Danity Kane foi uma girlband que, entre 2006 e 2008, sobrevivia aos trancos e barracos (barracos mesmo) e nos entregavam boas músicas, representantes de bons tempos em que tínhamos mais de duas opções de girlbands – e a gente AMA girlband.

O grupo se desfez por inúmeras desavenças e brigas entre as integrantes, dentre elas a nossa musa dessa review: Dawn Richard. Dawn ainda retornou junto de Aundrea e a Shannon pra um ensaio de um possível retorno – sim, pois o que se esperava de um retorno se tornou apenas uma obrigação.

Em meio a tantas idas, vindas e confusões, Dawn se sobressaía e conseguia lançar discos em carreira solo, foram 5 EPs e agora 3 discos. Agora em 2016 a cantora dá um enorme passo em seu próprio caminho ao lançar a terceira parte de uma trilogia que ela iniciou lá em 2013.

Redemption é o disco da vez.

Aqui Dawn parece superar absolutamente tudo aquilo que já fez no passado e principalmente pelo que teve que passar enquanto integrante de uma conturbada girlband. Estamos caminhando ao fim de um difícil 2016, onde na música tivemos enormes e gratas surpresas e quando pensávamos que ninguém mais poderia nos surpreender, nos aparece a americana e nos faz rever nossos conceitos e as certezas desse ano.

Em Redemption, vemos, ouvimos e principalmente sentimos uma cantora madura, de aura e voz poderosas e com as certezas do que fazer aqui.
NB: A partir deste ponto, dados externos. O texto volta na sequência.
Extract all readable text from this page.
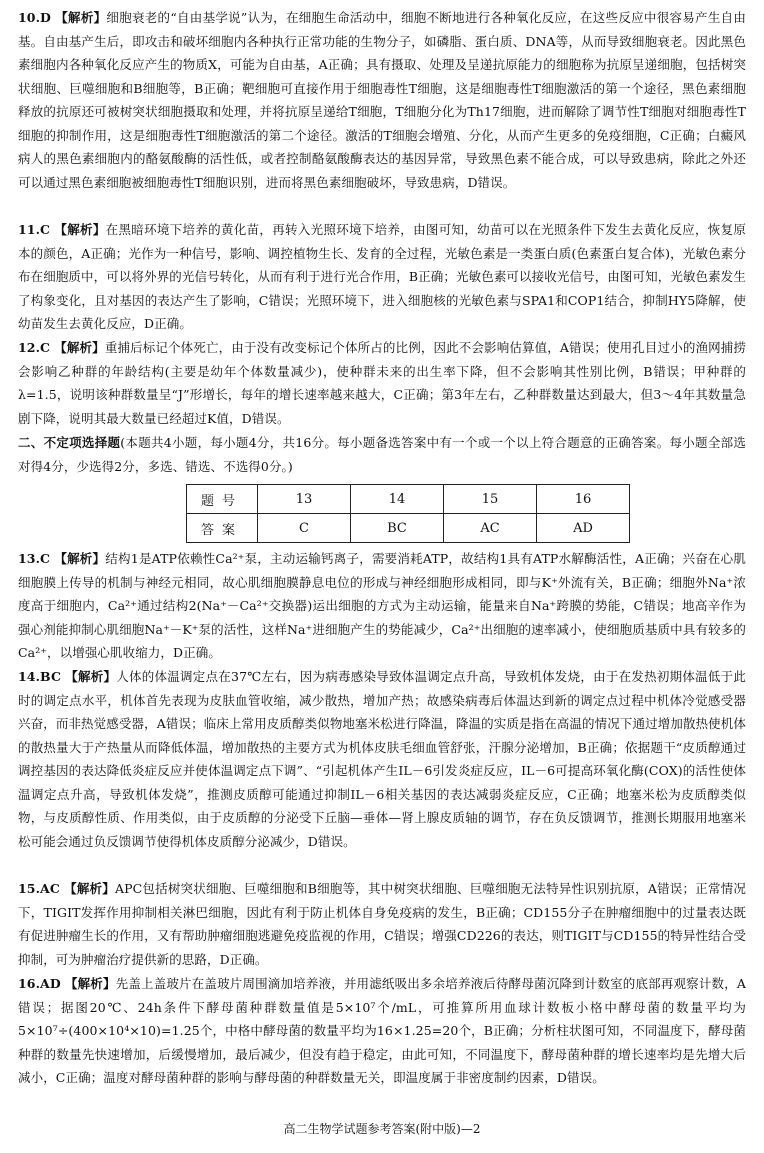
10.D 【解析】细胞衰老的“自由基学说”认为，在细胞生命活动中，细胞不断地进行各种氧化反应，在这些反应中很容易产生自由基。自由基产生后，即攻击和破坏细胞内各种执行正常功能的生物分子，如磷脂、蛋白质、DNA等，从而导致细胞衰老。因此黑色素细胞内各种氧化反应产生的物质X，可能为自由基，A正确；具有摄取、处理及呈递抗原能力的细胞称为抗原呈递细胞，包括树突状细胞、巨噬细胞和B细胞等，B正确；靶细胞可直接作用于细胞毒性T细胞，这是细胞毒性T细胞激活的第一个途径，黑色素细胞释放的抗原还可被树突状细胞摄取和处理，并将抗原呈递给T细胞，T细胞分化为Th17细胞，进而解除了调节性T细胞对细胞毒性T细胞的抑制作用，这是细胞毒性T细胞激活的第二个途径。激活的T细胞会增殖、分化，从而产生更多的免疫细胞，C正确；白癜风病人的黑色素细胞内的酪氨酸酶的活性低，或者控制酪氨酸酶表达的基因异常，导致黑色素不能合成，可以导致患病，除此之外还可以通过黑色素细胞被细胞毒性T细胞识别，进而将黑色素细胞破坏，导致患病，D错误。

11.C 【解析】在黑暗环境下培养的黄化苗，再转入光照环境下培养，由图可知，幼苗可以在光照条件下发生去黄化反应，恢复原本的颜色，A正确；光作为一种信号，影响、调控植物生长、发育的全过程，光敏色素是一类蛋白质(色素蛋白复合体)，光敏色素分布在细胞质中，可以将外界的光信号转化，从而有利于进行光合作用，B正确；光敏色素可以接收光信号，由图可知，光敏色素发生了构象变化，且对基因的表达产生了影响，C错误；光照环境下，进入细胞核的光敏色素与SPA1和COP1结合，抑制HY5降解，使幼苗发生去黄化反应，D正确。

12.C 【解析】重捕后标记个体死亡，由于没有改变标记个体所占的比例，因此不会影响估算值，A错误；使用孔目过小的渔网捕捞会影响乙种群的年龄结构(主要是幼年个体数量减少)，使种群未来的出生率下降，但不会影响其性别比例，B错误；甲种群的λ=1.5，说明该种群数量呈“J”形增长，每年的增长速率越来越大，C正确；第3年左右，乙种群数量达到最大，但3～4年其数量急剧下降，说明其最大数量已经超过K值，D错误。

二、不定项选择题(本题共4小题，每小题4分，共16分。每小题备选答案中有一个或一个以上符合题意的正确答案。每小题全部选对得4分，少选得2分，多选、错选、不选得0分。)

题号	13	14	15	16
答案	C	BC	AC	AD

13.C 【解析】结构1是ATP依赖性Ca²⁺泵，主动运输钙离子，需要消耗ATP，故结构1具有ATP水解酶活性，A正确；兴奋在心肌细胞膜上传导的机制与神经元相同，故心肌细胞膜静息电位的形成与神经细胞形成相同，即与K⁺外流有关，B正确；细胞外Na⁺浓度高于细胞内，Ca²⁺通过结构2(Na⁺－Ca²⁺交换器)运出细胞的方式为主动运输，能量来自Na⁺跨膜的势能，C错误；地高辛作为强心剂能抑制心肌细胞Na⁺－K⁺泵的活性，这样Na⁺进细胞产生的势能减少，Ca²⁺出细胞的速率减小，使细胞质基质中具有较多的Ca²⁺，以增强心肌收缩力，D正确。

14.BC 【解析】人体的体温调定点在37℃左右，因为病毒感染导致体温调定点升高，导致机体发烧，由于在发热初期体温低于此时的调定点水平，机体首先表现为皮肤血管收缩，减少散热，增加产热；故感染病毒后体温达到新的调定点过程中机体冷觉感受器兴奋，而非热觉感受器，A错误；临床上常用皮质醇类似物地塞米松进行降温，降温的实质是指在高温的情况下通过增加散热使机体的散热量大于产热量从而降低体温，增加散热的主要方式为机体皮肤毛细血管舒张，汗腺分泌增加，B正确；依据题干“皮质醇通过调控基因的表达降低炎症反应并使体温调定点下调”、“引起机体产生IL－6引发炎症反应，IL－6可提高环氧化酶(COX)的活性使体温调定点升高，导致机体发烧”，推测皮质醇可能通过抑制IL－6相关基因的表达减弱炎症反应，C正确；地塞米松为皮质醇类似物，与皮质醇性质、作用类似，由于皮质醇的分泌受下丘脑—垂体—肾上腺皮质轴的调节，存在负反馈调节，推测长期服用地塞米松可能会通过负反馈调节使得机体皮质醇分泌减少，D错误。

15.AC 【解析】APC包括树突状细胞、巨噬细胞和B细胞等，其中树突状细胞、巨噬细胞无法特异性识别抗原，A错误；正常情况下，TIGIT发挥作用抑制相关淋巴细胞，因此有利于防止机体自身免疫病的发生，B正确；CD155分子在肿瘤细胞中的过量表达既有促进肿瘤生长的作用，又有帮助肿瘤细胞逃避免疫监视的作用，C错误；增强CD226的表达，则TIGIT与CD155的特异性结合受抑制，可为肿瘤治疗提供新的思路，D正确。

16.AD 【解析】先盖上盖玻片在盖玻片周围滴加培养液，并用滤纸吸出多余培养液后待酵母菌沉降到计数室的底部再观察计数，A错误；据图20℃、24h条件下酵母菌种群数量值是5×10⁷个/mL，可推算所用血球计数板小格中酵母菌的数量平均为5×10⁷÷(400×10⁴×10)=1.25个，中格中酵母菌的数量平均为16×1.25=20个，B正确；分析柱状图可知，不同温度下，酵母菌种群的数量先快速增加，后缓慢增加，最后减少，但没有趋于稳定，由此可知，不同温度下，酵母菌种群的增长速率均是先增大后减小，C正确；温度对酵母菌种群的影响与酵母菌的种群数量无关，即温度属于非密度制约因素，D错误。

高二生物学试题参考答案(附中版)—2
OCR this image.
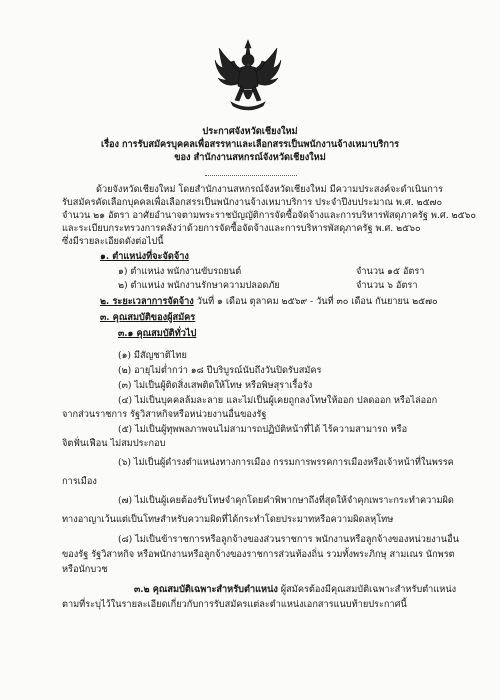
ประกาศจังหวัดเชียงใหม่
เรื่อง การรับสมัครบุคคลเพื่อสรรหาและเลือกสรรเป็นพนักงานจ้างเหมาบริการ
ของ สำนักงานสหกรณ์จังหวัดเชียงใหม่
ด้วยจังหวัดเชียงใหม่ โดยสำนักงานสหกรณ์จังหวัดเชียงใหม่ มีความประสงค์จะดำเนินการ
รับสมัครคัดเลือกบุคคลเพื่อเลือกสรรเป็นพนักงานจ้างเหมาบริการ ประจำปีงบประมาณ พ.ศ. ๒๕๗๐
จำนวน ๒๑ อัตรา อาศัยอำนาจตามพระราชบัญญัติการจัดซื้อจัดจ้างและการบริหารพัสดุภาครัฐ พ.ศ. ๒๕๖๐
และระเบียบกระทรวงการคลังว่าด้วยการจัดซื้อจัดจ้างและการบริหารพัสดุภาครัฐ พ.ศ. ๒๕๖๐
ซึ่งมีรายละเอียดดังต่อไปนี้
๑. ตำแหน่งที่จะจัดจ้าง
๑) ตำแหน่ง พนักงานขับรถยนต์	จำนวน ๑๕ อัตรา
๒) ตำแหน่ง พนักงานรักษาความปลอดภัย	จำนวน ๖ อัตรา
๒. ระยะเวลาการจัดจ้าง วันที่ ๑ เดือน ตุลาคม ๒๕๖๙ - วันที่ ๓๐ เดือน กันยายน ๒๕๗๐
๓. คุณสมบัติของผู้สมัคร
๓.๑ คุณสมบัติทั่วไป
(๑) มีสัญชาติไทย
(๒) อายุไม่ต่ำกว่า ๑๘ ปีบริบูรณ์นับถึงวันปิดรับสมัคร
(๓) ไม่เป็นผู้ติดสิ่งเสพติดให้โทษ หรือพิษสุราเรื้อรัง
(๔) ไม่เป็นบุคคลล้มละลาย และไม่เป็นผู้เคยถูกลงโทษให้ออก ปลดออก หรือไล่ออก
จากส่วนราชการ รัฐวิสาหกิจหรือหน่วยงานอื่นของรัฐ
(๕) ไม่เป็นผู้ทุพพลภาพจนไม่สามารถปฏิบัติหน้าที่ได้ ไร้ความสามารถ หรือ
จิตฟั่นเฟือน ไม่สมประกอบ
(๖) ไม่เป็นผู้ดำรงตำแหน่งทางการเมือง กรรมการพรรคการเมืองหรือเจ้าหน้าที่ในพรรค
การเมือง
(๗) ไม่เป็นผู้เคยต้องรับโทษจำคุกโดยคำพิพากษาถึงที่สุดให้จำคุกเพราะกระทำความผิด
ทางอาญาเว้นแต่เป็นโทษสำหรับความผิดที่ได้กระทำโดยประมาทหรือความผิดลหุโทษ
(๘) ไม่เป็นข้าราชการหรือลูกจ้างของส่วนราชการ พนักงานหรือลูกจ้างของหน่วยงานอื่น
ของรัฐ รัฐวิสาหกิจ หรือพนักงานหรือลูกจ้างของราชการส่วนท้องถิ่น รวมทั้งพระภิกษุ สามเณร นักพรต
หรือนักบวช
๓.๒ คุณสมบัติเฉพาะสำหรับตำแหน่ง ผู้สมัครต้องมีคุณสมบัติเฉพาะสำหรับตำแหน่ง
ตามที่ระบุไว้ในรายละเอียดเกี่ยวกับการรับสมัครแต่ละตำแหน่งเอกสารแนบท้ายประกาศนี้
Nos faz parecer que aqui tudo é feito com o máximo de atenção possível, nenhum elemento é incluso de qualquer jeito.

Aos montes ouvimos outros músicos ‘jogar’ elementos de música eletrônica em uma mistura originalmente R&B, nos entregando coisas genéricas, superficiais e sem graça. Dawn conseguiu dosar muito bem cada elemento do que queria usar.

Temos elementos da música eletrônica em Love Under Lights Black Crimes, um solo de guitarra maravilhoso na moderna e variada LA e o moderno R&B que aparece em toda a tracklist.

Destaque para: LA, Love Under Lights, Black Crimes, Vines, Sands The Louvre.

Por mais que nesse disco se dispusessem a compará-la a demais nomes do mesmo nicho, ouso dizer que Dawn ainda consegue algo único.